There’s that saying about things being too good to be true, and it’s something we’ve all been wary about at some point of another. Whether it’s hidden fees, contracts, or a free item with $54.99 shipping and handling, “If it’s too good to be true, it probably is” isn’t a bad motto to live by. However, a recent trend in game has proven that sometimes, free really is free, unless you want to be the best dressed kid on the block. The recent advent of the Free-To-Play market has led to some interesting development calls, some great games, and a lot of negative associations with the word “free.”

Free-To-Play games, often referred to as F2P, are just that: Free. You download the game, make an account through whatever platform the game goes through, and play. Simple as that. A lot of these games aren’t your “Candy Crush Saga” style Bejeweled rip-offs, either. There are a lot of very nice, almost triple-A quality games that you can pick up and play. Some of Steam’s most popular games, including Dota 2 and Team Fortress 2, have been free-to-play for quite a while now. It sounds like a great deal, yet even the notion of free-to-play is a very maligned term amongst some people.

The problem with the free-to-play system is much like a problem that arises with any system given enough time: someone will eventually take advantage of it. There are a number of games that have a notorious infamy when it comes to their business model. Star Wars: The Old Republic garnered a lot of negative attention for their piecemealing of most of the games later features into microtransactions, or small store purchases. A free account in Star Wars: The Old Republic lets you play through your main storyline and a vast majority of the side missions. And that’s about it. Looking at a comparison chart on their website, free accounts are somehow restricted with nearly every other aspect of the game, from available Auction House listings to available chat channels to even what kind of gear you can equip late-game. Any in-game purchase of $4.99 or higher bumps you to preferred status, which is a little less locked down, but still not great. The only way to play as much as you’d like and not worry about any sort of restrictions it to pay $14.99 every month for all the perks.

Nexon’s free-to-play shooter Combat Arms also has a bad reputation amongst the gaming community as well. Oftentimes called pay-to-win as opposed to free-to-play, Combat Arms has had notorious issues with game balance and overpriced items as a result. Basically, the game has literally hundreds of weapons to use, but of all the weapons in the game, you’ll only see maybe a dozen guns and their variants because of how overpowered they are in comparison. This is a problem the plagues Call of Duty, sure, but the difference between them is Call of Duty doesn’t charge you roughly $25 to $30 to keep your new gun permanently.
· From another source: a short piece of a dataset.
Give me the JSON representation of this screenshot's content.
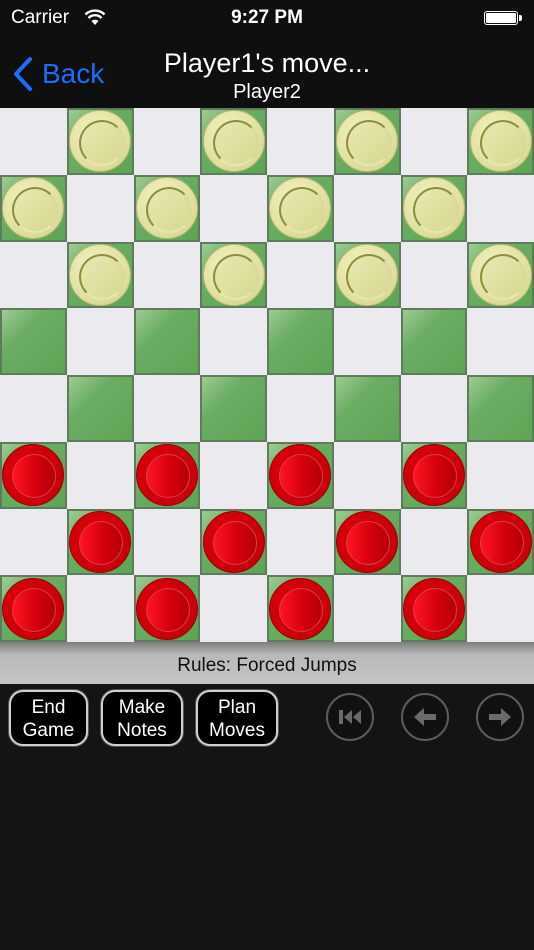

Needless to say, though, there are some positive example of free-to-play done right. Dota 2, one of the largest free-to-play games out there right now, gives you access to all 107 unique characters from the get go to play and experiment with. However, because all games have to make money somewhere, you can buy things like new match announcers, heads-up displays, and customizations items for your favorite heroes. Warframe, a cooperative shooter, introduced a trading system in the game a while back that basically allows you to get everything in the game through trading items for Platinum, the game’s cash currency. Guild Wars 2, a very large MMO, recently made the switch to free-to-play in anticipation of their new expansion next month. It has some restrictions on free, but it’s nothing like what can be seen in Star Wars: The Old Republic. Unrestricted access comes with a certain dollar amount spent on the game, or purchase of the new expansion.

The economics of game development is in a really interesting place. The Free-To-Play business model was initially thought to be an awful system for cheaply produced mobile games, but now it has evolved into a highly profitable, and common, way of making money. The bad gems do exist, sure, but that’s true with almost everything. Will every game be free at one point? No, not at all. But the landscape of that part of the market is slowly but surely becoming the landscape of the free.